|Karen at Militus, Turkey.|
There's nothing better to heal the stress of current societal turmoil than a dose of physics. To spend an hour in the submicroscopic realm of quarks and photons, of spin clouds and quanta, is to leave the irksome deeds of the macroscopic world far behind.
I've been enjoying just that while reading Reality is Not What it Seems: The Journey to Quantum Gravity, by Italian physicist Carlo Rovelli. The author's first sentence pulled me in, for he describes a journey from Miletus to Abdera in the year 450 BCE. I have stood among the ruins of Miletus, in Turkey, and tried to imagine the great city as it once was. Rovelli's purpose, however, was to introduce us to Democritus of Abdera, the first atomist. Everything, he believed, was made of atoms, indivisible, freely moving in space.
From there the author introduces, in succession, the great physicists and their ideas, from Isaac Newton, to Einstein, Neils, Werner, and more. It's a very readable book, and I recommend it. You don't need to understand loop quantum gravity or quantum mechanics (no one does) to appreciate that the world is both more complex, and simpler, than what we imagine. In fact quantum gravity predicts that the world is made of only one thing: covariant quantum fields. Try that on for size.
The search for quantum gravity is really the search for a unified theory, a way of understanding how both Einstein's general relativity and quantum mechanics—very different concepts—explain the same universe. Rovelli believes they are close to proving such a theory, but also admits it may never be found. But science progresses, and if you can believe that space is granular, that entangled particles communicate instantaneously across vast distances, and that time exists only when heat is present, you are half way there.
I willingly accept all this, but I'm puzzled most about consciousness. Quantum physics says that quanta exist as both particles and waves in a field of potentiality. That is, it is nowhere until observed, at which time it becomes a particle in a place—an electron in a light bulb for instance. This strange fact has been proven over and over again.
In laboratory experiments it is presumably a human who does the observing. But can the observer also be a machine? An animal? An insect? And how does the wave/particle know that it is or has been observed? Is it conscious? Does it recognize other consciousness? Is consciousness required in order for the world to exist? Is our collective consciousness creating reality around us? And what the heck is consciousness?
No one knows that either, apparently. I once read a book titled The Physics of Consciousness, hoping to learn the secret. Alas, it turns out the author didn't know, though he had a lot of interesting ideas.

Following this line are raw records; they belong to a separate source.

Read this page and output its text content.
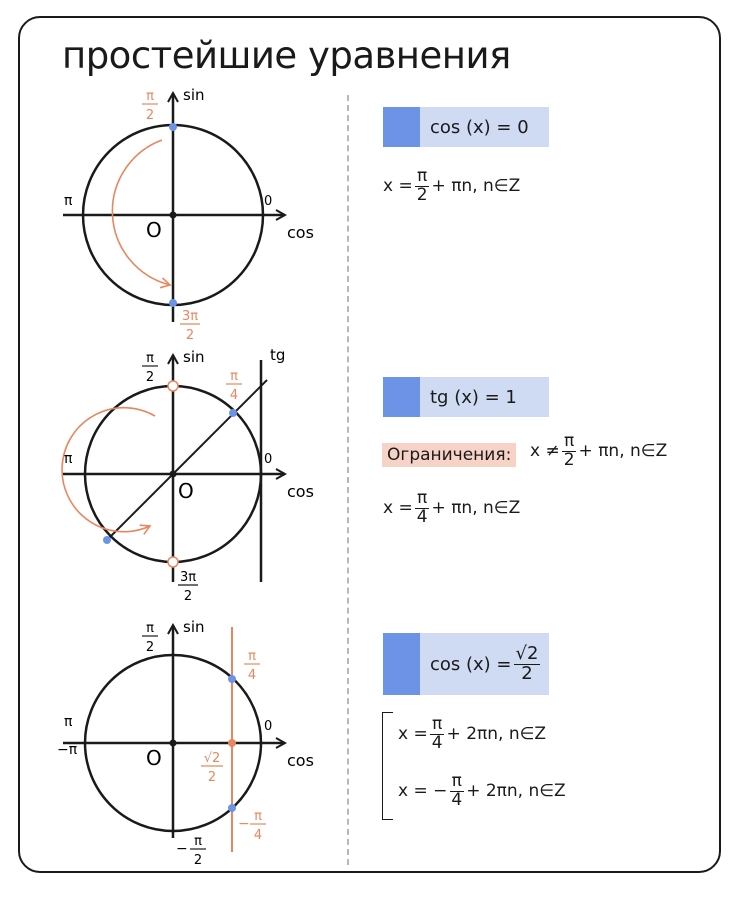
простейшие уравнения
sin
cos
O
π	0
π
2
3π
2
sin	tg
cos
O
π	0
π
2
3π
2
π
4
sin
cos
O
π
−π
0
π
2
− π
2
π
4
− π
4
√2
2
cos (x) = 0
$x = \frac{\pi}{2} + \pi n$, n∈Z
tg (x) = 1
Ограничения: $x \ne \frac{\pi}{2} + \pi n$, n∈Z
$x = \frac{\pi}{4} + \pi n$, n∈Z
$\cos (x) = \frac{√2}{2}$
$x = \frac{\pi}{4} + 2\pi n$, n∈Z
x = − $\frac{\pi}{4} + 2\pi n$, n∈Z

I love physics. It's incredibly challenging and I admit I don't comprehend all that I read, but it opens my mind in ways that nothing else does. Rovelli says that physics is like fresh air through an open window. I like that. If you're depressed about the state of the country or the world I can't think of a better antidote. Reach for a physics book and take a deep dive. You may find the world is, instead, a place of endless potentiality. What could be better?